The US Air Force is weighing what penalties it should apply to Boeing for the delay of the KC-46 program. Meanwhile, Boieng has abandoned efforts to fix a problem with the refueling boom using software and will instead modify the boom itself.
The penalties will be applied to Boeing because the manufacturer did not respect the August deadline for the delivery of 18 KC-46A tankers.
A week ago, after a review of the schedule with Boeing, the US Air Force announced that the first delivery will happen five months late and that they won’t be operational until nine months after that.
The new refueling tankers will be able to refuel aircraft in two ways: from a rigid boom that extends from the fuselage or from a flexible hose released under the fuselage.
However the first aircraft will not be able to refuel from similar hoses attached to pods on each wing. This capability, which allows two fighter jets to be refueled simultaneously, won’t be added until October 2018.
Boeing attributed the delays to “ongoing complexities associated with qualification and certification” of the aircraft’s refueling system, as well as the time needed to retrofit changes to the tankers already built.

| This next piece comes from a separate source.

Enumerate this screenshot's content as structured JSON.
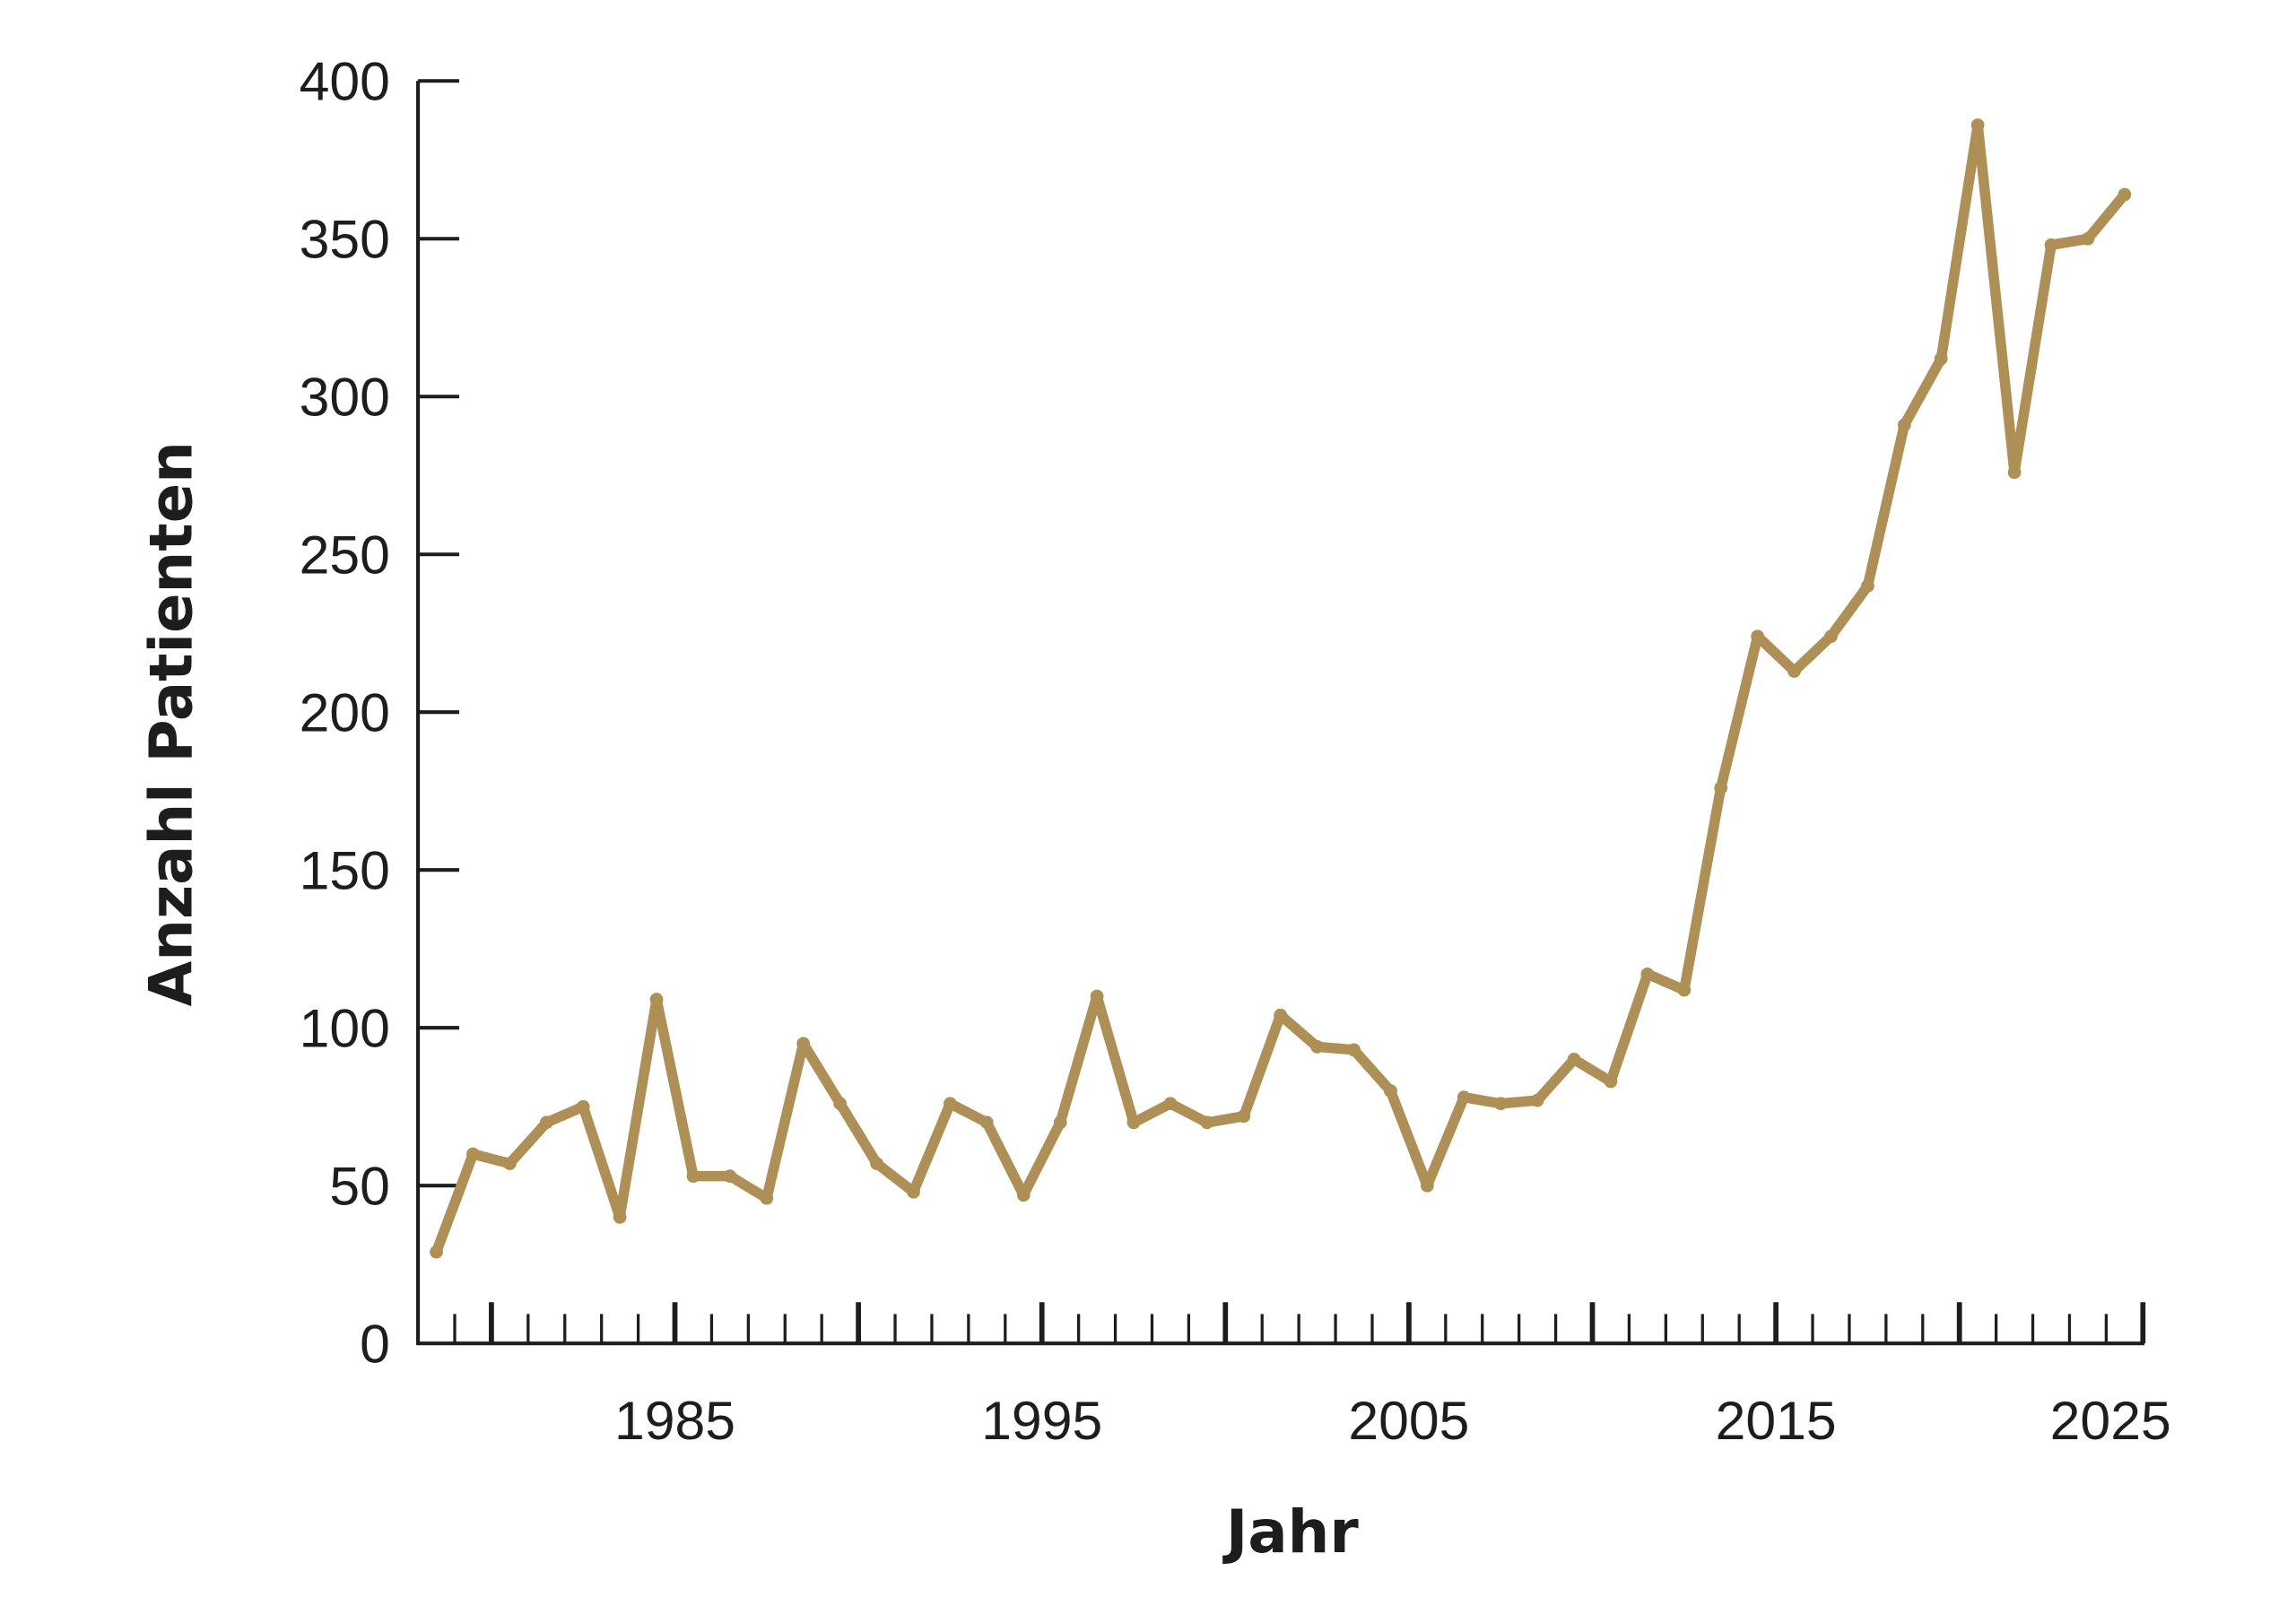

One of the problems is that when the tanker connects to a large aircraft such as the C-17, unacceptable stress loads are supplies along the axis of the boom. To solve this huge problem, Boeing had been testing a software fix that attempted to better synchronize the in-flight movement of the tanker relative to the receiving aircraft.
Boeing has now decided that a hardware fix is needed because a software fix didn’t fix the problem.
It’s unclear what compensation the Pentagon will ask for, because the contract with Boeing “does not contain pre-defined penalties for missing schedule deadlines”.